The quality (purity) of the final product 2-chloro-4-nitrobenzene-alpha-L-fucoside is determined to be 99%.

Comparative example 1

Step (1) same as example 1;

step (2): in a 200mL three-necked flask with a stirrer, 4.2g of anhydrous zinc chloride (catalyst), 10g of 1,2,3, 4-tetraacetyl-alpha-L-fucose and 52g of 2-chloro-4-nitrophenol were added, and after the addition was completed, the temperature was raised to 120 ℃ with stirring, and when the reaction solution was clear, the progress of the reaction was monitored by TLC. The reaction of the raw materials is completed, the reaction is stopped, the temperature is reduced, and 250mL of dichloromethane is added to dissolve the reaction solution.

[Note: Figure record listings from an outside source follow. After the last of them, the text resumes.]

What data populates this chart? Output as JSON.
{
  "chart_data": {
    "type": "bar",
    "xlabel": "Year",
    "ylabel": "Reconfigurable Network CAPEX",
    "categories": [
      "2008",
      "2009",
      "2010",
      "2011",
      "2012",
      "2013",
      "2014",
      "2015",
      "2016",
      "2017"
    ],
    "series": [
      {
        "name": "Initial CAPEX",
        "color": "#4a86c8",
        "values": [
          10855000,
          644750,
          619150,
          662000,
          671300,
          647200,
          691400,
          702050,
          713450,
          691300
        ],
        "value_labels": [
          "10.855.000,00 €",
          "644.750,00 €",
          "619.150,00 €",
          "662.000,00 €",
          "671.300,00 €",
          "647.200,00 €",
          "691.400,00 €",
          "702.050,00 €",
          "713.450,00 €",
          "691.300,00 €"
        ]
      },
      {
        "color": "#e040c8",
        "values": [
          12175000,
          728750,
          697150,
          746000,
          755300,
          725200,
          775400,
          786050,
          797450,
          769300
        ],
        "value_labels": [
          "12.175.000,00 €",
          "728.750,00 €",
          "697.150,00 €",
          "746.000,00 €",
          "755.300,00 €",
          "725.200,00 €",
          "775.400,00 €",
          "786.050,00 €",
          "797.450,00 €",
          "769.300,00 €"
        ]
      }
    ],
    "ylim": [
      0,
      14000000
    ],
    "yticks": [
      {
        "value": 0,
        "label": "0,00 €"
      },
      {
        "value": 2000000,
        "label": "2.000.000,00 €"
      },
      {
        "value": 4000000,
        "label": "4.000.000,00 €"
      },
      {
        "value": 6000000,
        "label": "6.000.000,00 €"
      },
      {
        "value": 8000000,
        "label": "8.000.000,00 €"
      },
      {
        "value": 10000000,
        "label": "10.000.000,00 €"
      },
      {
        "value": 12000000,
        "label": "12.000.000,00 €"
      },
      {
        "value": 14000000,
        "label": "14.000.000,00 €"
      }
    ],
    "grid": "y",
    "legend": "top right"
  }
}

Washing with 0.1mol/L sodium hydroxide aqueous solution (3X 500mL), washing with saturated sodium chloride solution (3X 500mL), drying with anhydrous sodium sulfate, and removing solvent; the crude product was obtained by column chromatography (EA/PE ═ 1:5), and recrystallized from ethanol to give 3g of 2-chloro-4-nitrobenzene-2, 3, 4-triacetyl- α -L-fucoside in 23% yield.

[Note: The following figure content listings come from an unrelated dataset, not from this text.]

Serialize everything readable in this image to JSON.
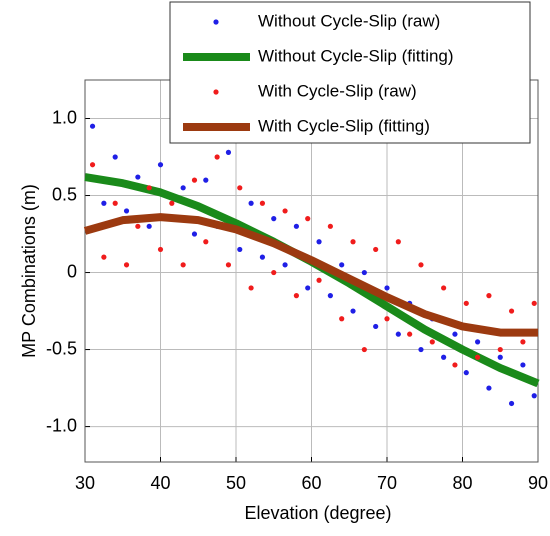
{
  "chart_data": {
    "type": "scatter",
    "xlabel": "Elevation (degree)",
    "ylabel": "MP Combinations (m)",
    "xlim": [
      30,
      90
    ],
    "xticks": [
      30,
      40,
      50,
      60,
      70,
      80,
      90
    ],
    "ylim": [
      -1.23,
      1.25
    ],
    "yticks": [
      {
        "value": -1,
        "label": "-1.0"
      },
      -0.5,
      0,
      0.5,
      {
        "value": 1,
        "label": "1.0"
      }
    ],
    "grid": true,
    "legend": "upper right",
    "series": [
      {
        "name": "Without Cycle-Slip (raw)",
        "type": "scatter",
        "color": "#1f1fe6",
        "x": [
          31,
          32.5,
          34,
          35.5,
          37,
          38.5,
          40,
          41.5,
          43,
          44.5,
          46,
          47.5,
          49,
          50.5,
          52,
          53.5,
          55,
          56.5,
          58,
          59.5,
          61,
          62.5,
          64,
          65.5,
          67,
          68.5,
          70,
          71.5,
          73,
          74.5,
          76,
          77.5,
          79,
          80.5,
          82,
          83.5,
          85,
          86.5,
          88,
          89.5
        ],
        "values": [
          0.95,
          0.45,
          0.75,
          0.4,
          0.62,
          0.3,
          0.7,
          0.35,
          0.55,
          0.25,
          0.6,
          0.3,
          0.78,
          0.15,
          0.45,
          0.1,
          0.35,
          0.05,
          0.3,
          -0.1,
          0.2,
          -0.15,
          0.05,
          -0.25,
          0.0,
          -0.35,
          -0.1,
          -0.4,
          -0.2,
          -0.5,
          -0.3,
          -0.55,
          -0.4,
          -0.65,
          -0.45,
          -0.75,
          -0.55,
          -0.85,
          -0.6,
          -0.8
        ]
      },
      {
        "name": "Without Cycle-Slip (fitting)",
        "type": "line",
        "color": "#1a8a1a",
        "x": [
          30,
          35,
          40,
          45,
          50,
          55,
          60,
          65,
          70,
          75,
          80,
          85,
          90
        ],
        "values": [
          0.62,
          0.58,
          0.52,
          0.43,
          0.32,
          0.2,
          0.07,
          -0.07,
          -0.22,
          -0.37,
          -0.5,
          -0.62,
          -0.72
        ]
      },
      {
        "name": "With Cycle-Slip (raw)",
        "type": "scatter",
        "color": "#f01c1c",
        "x": [
          31,
          32.5,
          34,
          35.5,
          37,
          38.5,
          40,
          41.5,
          43,
          44.5,
          46,
          47.5,
          49,
          50.5,
          52,
          53.5,
          55,
          56.5,
          58,
          59.5,
          61,
          62.5,
          64,
          65.5,
          67,
          68.5,
          70,
          71.5,
          73,
          74.5,
          76,
          77.5,
          79,
          80.5,
          82,
          83.5,
          85,
          86.5,
          88,
          89.5
        ],
        "values": [
          0.7,
          0.1,
          0.45,
          0.05,
          0.3,
          0.55,
          0.15,
          0.45,
          0.05,
          0.6,
          0.2,
          0.75,
          0.05,
          0.55,
          -0.1,
          0.45,
          0.0,
          0.4,
          -0.15,
          0.35,
          -0.05,
          0.3,
          -0.3,
          0.2,
          -0.5,
          0.15,
          -0.3,
          0.2,
          -0.4,
          0.05,
          -0.45,
          -0.1,
          -0.6,
          -0.2,
          -0.55,
          -0.15,
          -0.5,
          -0.25,
          -0.45,
          -0.2
        ]
      },
      {
        "name": "With Cycle-Slip (fitting)",
        "type": "line",
        "color": "#9c3a10",
        "x": [
          30,
          35,
          40,
          45,
          50,
          55,
          60,
          65,
          70,
          75,
          80,
          85,
          90
        ],
        "values": [
          0.27,
          0.34,
          0.36,
          0.34,
          0.28,
          0.19,
          0.08,
          -0.04,
          -0.16,
          -0.27,
          -0.35,
          -0.39,
          -0.39
        ]
      }
    ]
  }
}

Step (3) same as example 1;

comparative example 2

Step (1) same as example 1;

step (2): 83g of anhydrous zinc chloride, 200g of 1,2,3, 4-tetraacetyl-alpha-L-fucose and 520g of 2-chloro-4-nitrophenol are added into a 2L three-neck flask with a stirrer, after the addition is finished, the temperature is raised to 120 ℃ by stirring, and the reaction progress is monitored by TLC after the reaction solution is clear. The reaction of the raw materials is completed, the reaction is stopped, the temperature is reduced, and 5L of dichloromethane is added to dissolve the reaction solution. Washing with 0.1mol/L sodium hydroxide aqueous solution (3X 1L), washing with saturated sodium chloride solution (3X2L), drying with anhydrous sodium sulfate, and removing solvent; the crude product was obtained by column chromatography (EA/PE ═ 1:5), and recrystallized from ethanol to give 48g of 2-chloro-4-nitrobenzene-2, 3, 4-triacetyl- α -L-fucoside in 18% yield.

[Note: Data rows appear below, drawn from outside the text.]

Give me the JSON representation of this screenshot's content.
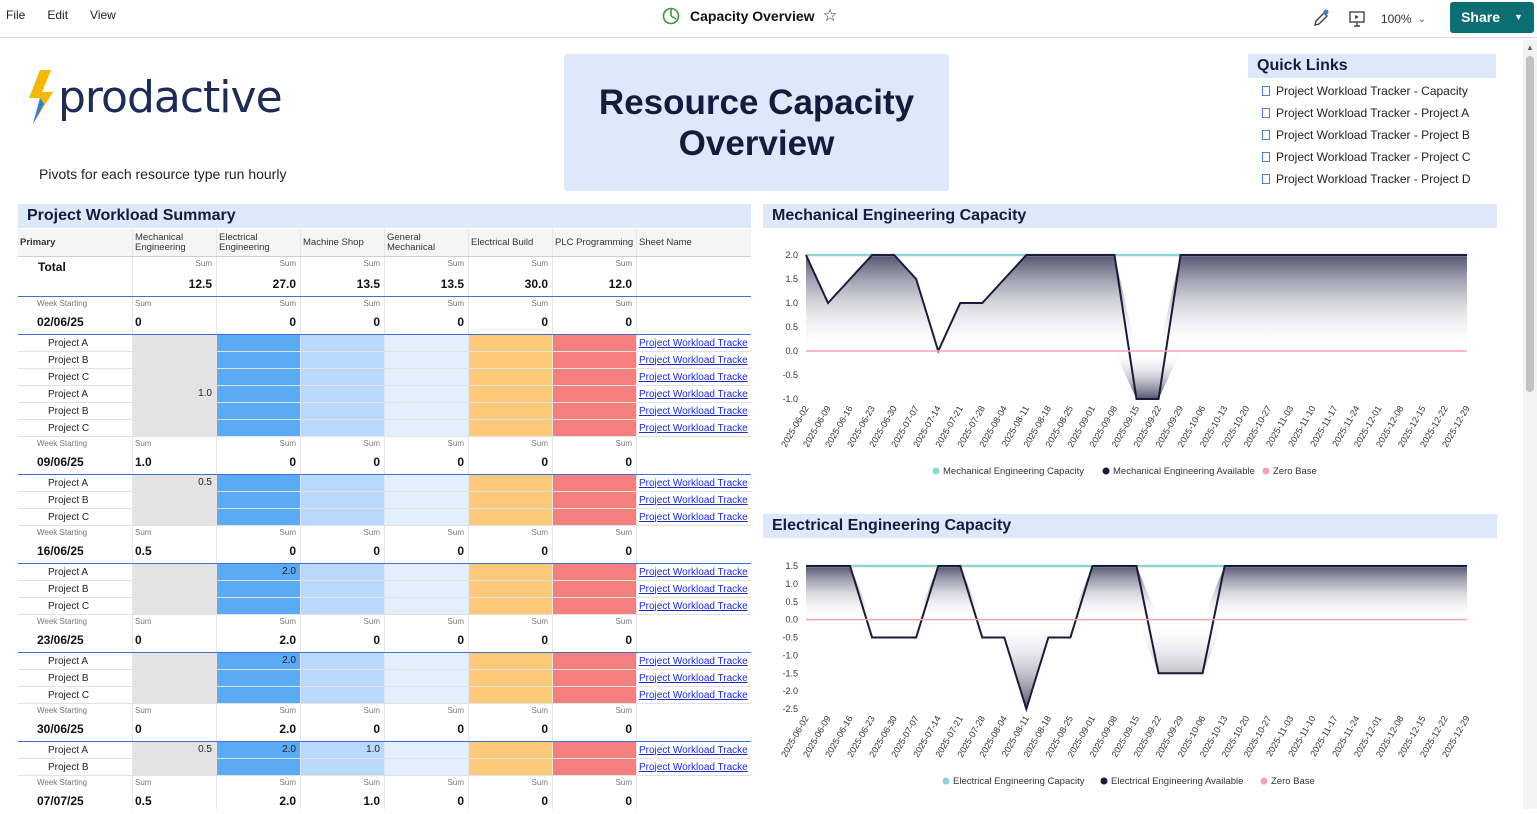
{
  "menu": {
    "file": "File",
    "edit": "Edit",
    "view": "View"
  },
  "doc": {
    "title": "Capacity Overview",
    "zoom": "100%",
    "share": "Share"
  },
  "brand": {
    "logo_text": "prodactive",
    "note": "Pivots for each resource type run hourly"
  },
  "hero": {
    "line1": "Resource Capacity",
    "line2": "Overview"
  },
  "quick_links": {
    "title": "Quick Links",
    "items": [
      "Project Workload Tracker - Capacity",
      "Project Workload Tracker - Project A",
      "Project Workload Tracker - Project B",
      "Project Workload Tracker - Project C",
      "Project Workload Tracker - Project D"
    ]
  },
  "pivot": {
    "title": "Project Workload Summary",
    "headers": [
      "Primary",
      "Mechanical Engineering",
      "Electrical Engineering",
      "Machine Shop",
      "General Mechanical",
      "Electrical Build",
      "PLC Programming",
      "Sheet Name"
    ],
    "total_label": "Total",
    "sum_label": "Sum",
    "week_label": "Week Starting",
    "totals": [
      "12.5",
      "27.0",
      "13.5",
      "13.5",
      "30.0",
      "12.0"
    ],
    "link_text": "Project Workload Tracke",
    "weeks": [
      {
        "date": "02/06/25",
        "sums": [
          "0",
          "0",
          "0",
          "0",
          "0",
          "0"
        ],
        "projects": [
          {
            "name": "Project A",
            "vals": [
              "",
              "",
              "",
              "",
              "",
              ""
            ]
          },
          {
            "name": "Project B",
            "vals": [
              "",
              "",
              "",
              "",
              "",
              ""
            ]
          },
          {
            "name": "Project C",
            "vals": [
              "",
              "",
              "",
              "",
              "",
              ""
            ]
          }
        ]
      },
      {
        "date": "09/06/25",
        "sums": [
          "1.0",
          "0",
          "0",
          "0",
          "0",
          "0"
        ],
        "projects": [
          {
            "name": "Project A",
            "vals": [
              "1.0",
              "",
              "",
              "",
              "",
              ""
            ]
          },
          {
            "name": "Project B",
            "vals": [
              "",
              "",
              "",
              "",
              "",
              ""
            ]
          },
          {
            "name": "Project C",
            "vals": [
              "",
              "",
              "",
              "",
              "",
              ""
            ]
          }
        ]
      },
      {
        "date": "16/06/25",
        "sums": [
          "0.5",
          "0",
          "0",
          "0",
          "0",
          "0"
        ],
        "projects": [
          {
            "name": "Project A",
            "vals": [
              "0.5",
              "",
              "",
              "",
              "",
              ""
            ]
          },
          {
            "name": "Project B",
            "vals": [
              "",
              "",
              "",
              "",
              "",
              ""
            ]
          },
          {
            "name": "Project C",
            "vals": [
              "",
              "",
              "",
              "",
              "",
              ""
            ]
          }
        ]
      },
      {
        "date": "23/06/25",
        "sums": [
          "0",
          "2.0",
          "0",
          "0",
          "0",
          "0"
        ],
        "projects": [
          {
            "name": "Project A",
            "vals": [
              "",
              "2.0",
              "",
              "",
              "",
              ""
            ]
          },
          {
            "name": "Project B",
            "vals": [
              "",
              "",
              "",
              "",
              "",
              ""
            ]
          },
          {
            "name": "Project C",
            "vals": [
              "",
              "",
              "",
              "",
              "",
              ""
            ]
          }
        ]
      },
      {
        "date": "30/06/25",
        "sums": [
          "0",
          "2.0",
          "0",
          "0",
          "0",
          "0"
        ],
        "projects": [
          {
            "name": "Project A",
            "vals": [
              "",
              "2.0",
              "",
              "",
              "",
              ""
            ]
          },
          {
            "name": "Project B",
            "vals": [
              "",
              "",
              "",
              "",
              "",
              ""
            ]
          },
          {
            "name": "Project C",
            "vals": [
              "",
              "",
              "",
              "",
              "",
              ""
            ]
          }
        ]
      },
      {
        "date": "07/07/25",
        "sums": [
          "0.5",
          "2.0",
          "1.0",
          "0",
          "0",
          "0"
        ],
        "projects": [
          {
            "name": "Project A",
            "vals": [
              "0.5",
              "2.0",
              "1.0",
              "",
              "",
              ""
            ]
          },
          {
            "name": "Project B",
            "vals": [
              "",
              "",
              "",
              "",
              "",
              ""
            ]
          }
        ]
      }
    ]
  },
  "chart_data": [
    {
      "type": "area",
      "title": "Mechanical Engineering Capacity",
      "x": [
        "2025-06-02",
        "2025-06-09",
        "2025-06-16",
        "2025-06-23",
        "2025-06-30",
        "2025-07-07",
        "2025-07-14",
        "2025-07-21",
        "2025-07-28",
        "2025-08-04",
        "2025-08-11",
        "2025-08-18",
        "2025-08-25",
        "2025-09-01",
        "2025-09-08",
        "2025-09-15",
        "2025-09-22",
        "2025-09-29",
        "2025-10-06",
        "2025-10-13",
        "2025-10-20",
        "2025-10-27",
        "2025-11-03",
        "2025-11-10",
        "2025-11-17",
        "2025-11-24",
        "2025-12-01",
        "2025-12-08",
        "2025-12-15",
        "2025-12-22",
        "2025-12-29"
      ],
      "yticks": [
        "2.0",
        "1.5",
        "1.0",
        "0.5",
        "0.0",
        "-0.5",
        "-1.0"
      ],
      "ylim": [
        -1,
        2
      ],
      "series": [
        {
          "name": "Mechanical Engineering Capacity",
          "color": "#8fd6d0",
          "values": [
            2,
            2,
            2,
            2,
            2,
            2,
            2,
            2,
            2,
            2,
            2,
            2,
            2,
            2,
            2,
            2,
            2,
            2,
            2,
            2,
            2,
            2,
            2,
            2,
            2,
            2,
            2,
            2,
            2,
            2,
            2
          ]
        },
        {
          "name": "Mechanical Engineering Available",
          "color": "#1c1a3a",
          "values": [
            2,
            1,
            1.5,
            2,
            2,
            1.5,
            0,
            1,
            1,
            1.5,
            2,
            2,
            2,
            2,
            2,
            -1,
            -1,
            2,
            2,
            2,
            2,
            2,
            2,
            2,
            2,
            2,
            2,
            2,
            2,
            2,
            2
          ]
        },
        {
          "name": "Zero Base",
          "color": "#f5a3b5",
          "values": [
            0,
            0,
            0,
            0,
            0,
            0,
            0,
            0,
            0,
            0,
            0,
            0,
            0,
            0,
            0,
            0,
            0,
            0,
            0,
            0,
            0,
            0,
            0,
            0,
            0,
            0,
            0,
            0,
            0,
            0,
            0
          ]
        }
      ],
      "legend": "bottom"
    },
    {
      "type": "area",
      "title": "Electrical Engineering Capacity",
      "x": [
        "2025-06-02",
        "2025-06-09",
        "2025-06-16",
        "2025-06-23",
        "2025-06-30",
        "2025-07-07",
        "2025-07-14",
        "2025-07-21",
        "2025-07-28",
        "2025-08-04",
        "2025-08-11",
        "2025-08-18",
        "2025-08-25",
        "2025-09-01",
        "2025-09-08",
        "2025-09-15",
        "2025-09-22",
        "2025-09-29",
        "2025-10-06",
        "2025-10-13",
        "2025-10-20",
        "2025-10-27",
        "2025-11-03",
        "2025-11-10",
        "2025-11-17",
        "2025-11-24",
        "2025-12-01",
        "2025-12-08",
        "2025-12-15",
        "2025-12-22",
        "2025-12-29"
      ],
      "yticks": [
        "1.5",
        "1.0",
        "0.5",
        "0.0",
        "-0.5",
        "-1.0",
        "-1.5",
        "-2.0",
        "-2.5"
      ],
      "ylim": [
        -2.5,
        1.5
      ],
      "series": [
        {
          "name": "Electrical Engineering Capacity",
          "color": "#8fd6d0",
          "values": [
            1.5,
            1.5,
            1.5,
            1.5,
            1.5,
            1.5,
            1.5,
            1.5,
            1.5,
            1.5,
            1.5,
            1.5,
            1.5,
            1.5,
            1.5,
            1.5,
            1.5,
            1.5,
            1.5,
            1.5,
            1.5,
            1.5,
            1.5,
            1.5,
            1.5,
            1.5,
            1.5,
            1.5,
            1.5,
            1.5,
            1.5
          ]
        },
        {
          "name": "Electrical Engineering Available",
          "color": "#1c1a3a",
          "values": [
            1.5,
            1.5,
            1.5,
            -0.5,
            -0.5,
            -0.5,
            1.5,
            1.5,
            -0.5,
            -0.5,
            -2.5,
            -0.5,
            -0.5,
            1.5,
            1.5,
            1.5,
            -1.5,
            -1.5,
            -1.5,
            1.5,
            1.5,
            1.5,
            1.5,
            1.5,
            1.5,
            1.5,
            1.5,
            1.5,
            1.5,
            1.5,
            1.5
          ]
        },
        {
          "name": "Zero Base",
          "color": "#f5a3b5",
          "values": [
            0,
            0,
            0,
            0,
            0,
            0,
            0,
            0,
            0,
            0,
            0,
            0,
            0,
            0,
            0,
            0,
            0,
            0,
            0,
            0,
            0,
            0,
            0,
            0,
            0,
            0,
            0,
            0,
            0,
            0,
            0
          ]
        }
      ],
      "legend": "bottom"
    }
  ]
}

Step (3) was the same as in example 1.

Although the present invention has been described with reference to the preferred embodiments, it should be understood that various changes and modifications can be made therein by those skilled in the art without departing from the spirit and scope of the invention as defined in the appended claims.